Za możliwość przeczytania dziękuję wydawnictwu

wtorek, 14 lutego 2017

211# Alcatraz kontra Bibliotekarze. Piasek Raszida - Brandon Sanderson (RECENZJA PRZEDPREMIEROWA!)

"Niektórzy sądzą, że autorzy piszą książki, bo mają bujną wyobraźnię i chcą się podzielić swoją wizją. Inni zakładają, że autorzy piszą, bo rozsadzają ich opowieści – a zatem musimy je zapisać w chwilach twórczej propondencji. Obie te grupy zupełnie się mylą. Autorzy piszą książki z jednego i tylko jednego powodu: lubimy torturować ludzi."




Tytuł: Piasek Raszida
Autor: Brandon Sanderson (pochodzenie: Stany Zjednoczone)
Wydawnictwo: IUVI
Seria: Alcatraz kontra Bibliotekarze, tom 1
Data wydania: luty 2017
Liczba stron: 312
Forma: własna
Moja ocena - 8/10


WSTĘPNIE...

         Myślę, że większość ludzi kojarzy serię filmów oraz serial "Bibliotekarze", w których to, w wielkim skrócie, bibliotekarze ratują świat. Zresztą chyba wszystkim czytelnikom słowo "bibliotekarz" kojarzy się zdecydowanie pozytywnie. Jednak Brandon Sanderson pokazuje tych ludzi w nieco innym świetle - jako rządnych władzy i pragnących zapanować nad całym światem. Jak mu to wyszło? 

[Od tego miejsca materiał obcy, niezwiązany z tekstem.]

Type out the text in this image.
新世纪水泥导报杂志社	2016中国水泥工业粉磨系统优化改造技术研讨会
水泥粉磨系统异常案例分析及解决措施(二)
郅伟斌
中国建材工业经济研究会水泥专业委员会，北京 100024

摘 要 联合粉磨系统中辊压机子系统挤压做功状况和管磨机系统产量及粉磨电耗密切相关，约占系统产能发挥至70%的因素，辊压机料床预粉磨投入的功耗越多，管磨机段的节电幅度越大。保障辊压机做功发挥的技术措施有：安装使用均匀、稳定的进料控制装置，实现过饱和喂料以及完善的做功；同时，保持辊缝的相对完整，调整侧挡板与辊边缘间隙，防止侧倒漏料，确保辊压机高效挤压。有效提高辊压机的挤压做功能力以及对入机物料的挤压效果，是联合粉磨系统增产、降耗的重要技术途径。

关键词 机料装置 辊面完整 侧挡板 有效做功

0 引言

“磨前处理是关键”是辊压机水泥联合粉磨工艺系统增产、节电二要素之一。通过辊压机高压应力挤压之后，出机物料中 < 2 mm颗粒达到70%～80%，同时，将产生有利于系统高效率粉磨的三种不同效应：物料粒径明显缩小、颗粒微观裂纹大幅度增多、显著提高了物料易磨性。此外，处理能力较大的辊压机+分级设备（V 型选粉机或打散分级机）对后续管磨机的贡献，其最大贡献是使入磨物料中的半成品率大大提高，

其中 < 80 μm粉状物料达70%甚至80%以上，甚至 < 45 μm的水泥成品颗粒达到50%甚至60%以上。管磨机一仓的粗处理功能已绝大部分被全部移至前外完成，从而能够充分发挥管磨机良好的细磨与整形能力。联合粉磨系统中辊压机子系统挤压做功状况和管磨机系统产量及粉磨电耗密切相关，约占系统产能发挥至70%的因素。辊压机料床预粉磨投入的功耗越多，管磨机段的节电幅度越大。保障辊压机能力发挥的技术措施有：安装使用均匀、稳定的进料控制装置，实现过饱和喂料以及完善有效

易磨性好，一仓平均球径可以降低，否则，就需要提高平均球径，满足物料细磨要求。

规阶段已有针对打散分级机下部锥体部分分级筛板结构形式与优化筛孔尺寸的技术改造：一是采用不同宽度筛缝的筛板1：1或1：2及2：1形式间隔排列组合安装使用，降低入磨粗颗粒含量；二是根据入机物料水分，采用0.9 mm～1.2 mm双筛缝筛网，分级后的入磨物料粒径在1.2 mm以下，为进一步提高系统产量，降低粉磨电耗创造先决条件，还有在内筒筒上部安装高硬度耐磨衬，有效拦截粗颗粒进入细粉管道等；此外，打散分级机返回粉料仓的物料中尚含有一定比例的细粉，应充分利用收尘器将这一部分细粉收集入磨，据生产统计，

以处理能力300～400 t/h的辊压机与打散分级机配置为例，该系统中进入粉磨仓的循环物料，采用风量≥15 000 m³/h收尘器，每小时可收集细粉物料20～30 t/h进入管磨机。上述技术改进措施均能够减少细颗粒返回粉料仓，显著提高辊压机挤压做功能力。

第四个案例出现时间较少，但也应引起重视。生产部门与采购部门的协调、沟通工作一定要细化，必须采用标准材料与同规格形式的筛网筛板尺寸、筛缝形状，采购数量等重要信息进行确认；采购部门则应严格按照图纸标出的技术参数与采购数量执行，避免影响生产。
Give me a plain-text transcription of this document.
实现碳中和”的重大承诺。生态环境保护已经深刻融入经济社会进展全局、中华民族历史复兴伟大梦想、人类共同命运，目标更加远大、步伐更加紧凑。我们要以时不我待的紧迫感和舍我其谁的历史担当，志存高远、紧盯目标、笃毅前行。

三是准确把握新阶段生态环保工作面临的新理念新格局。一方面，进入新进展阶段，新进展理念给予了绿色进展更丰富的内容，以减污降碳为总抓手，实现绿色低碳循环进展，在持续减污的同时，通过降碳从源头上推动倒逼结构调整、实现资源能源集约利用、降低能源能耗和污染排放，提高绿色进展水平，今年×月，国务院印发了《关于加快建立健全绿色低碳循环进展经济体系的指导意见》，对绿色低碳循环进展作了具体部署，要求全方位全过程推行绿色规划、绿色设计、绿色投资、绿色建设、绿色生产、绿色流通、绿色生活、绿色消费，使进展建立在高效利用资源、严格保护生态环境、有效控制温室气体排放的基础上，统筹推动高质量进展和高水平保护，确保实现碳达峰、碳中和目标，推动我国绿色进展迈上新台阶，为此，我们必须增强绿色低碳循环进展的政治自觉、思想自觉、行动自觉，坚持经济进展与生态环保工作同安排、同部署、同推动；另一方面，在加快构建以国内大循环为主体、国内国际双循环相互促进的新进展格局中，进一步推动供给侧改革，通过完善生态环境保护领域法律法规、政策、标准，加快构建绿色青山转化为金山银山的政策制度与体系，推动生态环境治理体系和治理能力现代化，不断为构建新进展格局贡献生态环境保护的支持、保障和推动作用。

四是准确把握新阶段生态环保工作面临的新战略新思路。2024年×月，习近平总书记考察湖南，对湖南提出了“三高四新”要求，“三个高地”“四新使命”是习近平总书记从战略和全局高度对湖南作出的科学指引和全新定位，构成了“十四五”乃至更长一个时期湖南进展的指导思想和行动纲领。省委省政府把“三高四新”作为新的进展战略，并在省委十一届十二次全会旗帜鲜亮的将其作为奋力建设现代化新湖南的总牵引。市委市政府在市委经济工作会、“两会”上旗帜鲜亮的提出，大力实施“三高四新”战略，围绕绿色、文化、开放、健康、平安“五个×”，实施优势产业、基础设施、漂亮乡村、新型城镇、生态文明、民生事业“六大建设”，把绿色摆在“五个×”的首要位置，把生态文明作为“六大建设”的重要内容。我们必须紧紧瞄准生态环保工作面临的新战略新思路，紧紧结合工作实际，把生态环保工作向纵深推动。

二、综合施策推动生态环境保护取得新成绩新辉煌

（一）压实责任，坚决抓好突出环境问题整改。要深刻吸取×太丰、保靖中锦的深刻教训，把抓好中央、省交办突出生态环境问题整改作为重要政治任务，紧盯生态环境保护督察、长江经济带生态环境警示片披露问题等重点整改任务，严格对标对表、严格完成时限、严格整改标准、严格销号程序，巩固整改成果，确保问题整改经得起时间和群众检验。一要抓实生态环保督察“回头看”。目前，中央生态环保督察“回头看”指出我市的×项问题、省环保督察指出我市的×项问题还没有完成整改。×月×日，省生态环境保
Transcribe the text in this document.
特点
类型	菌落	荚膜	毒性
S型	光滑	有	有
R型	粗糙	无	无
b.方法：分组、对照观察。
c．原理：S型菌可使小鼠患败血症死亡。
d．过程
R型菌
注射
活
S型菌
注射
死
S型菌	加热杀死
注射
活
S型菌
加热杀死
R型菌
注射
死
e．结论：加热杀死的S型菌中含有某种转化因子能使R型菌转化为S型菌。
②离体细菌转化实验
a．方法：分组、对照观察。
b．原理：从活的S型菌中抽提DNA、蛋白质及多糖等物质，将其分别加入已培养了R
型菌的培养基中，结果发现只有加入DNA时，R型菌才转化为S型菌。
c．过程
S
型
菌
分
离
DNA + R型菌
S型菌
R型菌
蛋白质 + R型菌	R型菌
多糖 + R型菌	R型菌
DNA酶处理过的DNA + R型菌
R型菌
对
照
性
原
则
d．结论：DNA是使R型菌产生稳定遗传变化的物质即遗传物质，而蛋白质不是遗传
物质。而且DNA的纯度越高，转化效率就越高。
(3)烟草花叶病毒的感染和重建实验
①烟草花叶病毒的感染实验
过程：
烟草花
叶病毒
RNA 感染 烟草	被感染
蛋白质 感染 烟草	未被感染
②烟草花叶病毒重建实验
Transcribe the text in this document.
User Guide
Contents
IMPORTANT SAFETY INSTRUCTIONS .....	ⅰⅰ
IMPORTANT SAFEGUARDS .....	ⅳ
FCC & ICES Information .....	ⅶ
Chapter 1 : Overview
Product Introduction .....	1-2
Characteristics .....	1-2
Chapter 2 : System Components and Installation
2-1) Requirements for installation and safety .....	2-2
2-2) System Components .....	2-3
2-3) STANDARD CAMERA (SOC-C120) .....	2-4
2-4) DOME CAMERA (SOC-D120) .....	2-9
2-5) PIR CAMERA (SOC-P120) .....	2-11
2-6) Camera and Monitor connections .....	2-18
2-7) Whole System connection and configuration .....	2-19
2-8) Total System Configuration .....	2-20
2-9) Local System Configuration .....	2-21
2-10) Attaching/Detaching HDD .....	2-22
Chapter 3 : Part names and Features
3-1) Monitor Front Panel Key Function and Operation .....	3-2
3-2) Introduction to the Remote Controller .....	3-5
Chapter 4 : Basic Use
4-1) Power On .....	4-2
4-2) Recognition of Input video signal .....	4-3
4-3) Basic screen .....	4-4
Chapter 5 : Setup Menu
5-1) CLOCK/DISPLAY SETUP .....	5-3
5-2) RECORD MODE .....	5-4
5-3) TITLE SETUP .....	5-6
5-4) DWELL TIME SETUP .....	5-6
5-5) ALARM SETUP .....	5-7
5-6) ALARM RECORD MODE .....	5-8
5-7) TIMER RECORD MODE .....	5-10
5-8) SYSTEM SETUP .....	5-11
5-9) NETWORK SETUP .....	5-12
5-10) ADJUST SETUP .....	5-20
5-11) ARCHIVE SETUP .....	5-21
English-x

TROCHĘ O FABULE I MOICH PRZEMYŚLENIACH...

          Alcatraz Smedry to trzynastoletni chłopiec, który jest sierotą ciągle trafiającym do różnych domów zastępczych. Ma wyjątkowy talent (to dobre słowo w przypadku tej książki) do psucia prawie wszystkiego, co wpadnie w jego ręce (przede wszystkim są to klamki) lub niszczenia, choć sam uważa, że to bardzo nieodpowiednie słowo. Po niefortunnym zdarzeniu, jakim jest spalenie części kuchni jego zastępczych rodziców, Alcatraz oczekuje na przybycie osoby, która zabierze go do kolejnego domu. Na domiar złego, na swoje trzynaste urodziny dostaje w spadku po zmarłych rodzicach jedynie woreczek z piaskiem... Jednak zamiast asystenta kuratorki, który miał go zabrać do kolejnej rodziny, na progu pojawia się zwariowany staruszek, który twierdzi, że jest jego dziadkiem i zjawił się, aby pomóc mu chronić piasek, który dostał w spadku. Okazuje się jednak, że został on skradziony. Tak rozpoczyna się pogoń za złymi Bibliotekarzami...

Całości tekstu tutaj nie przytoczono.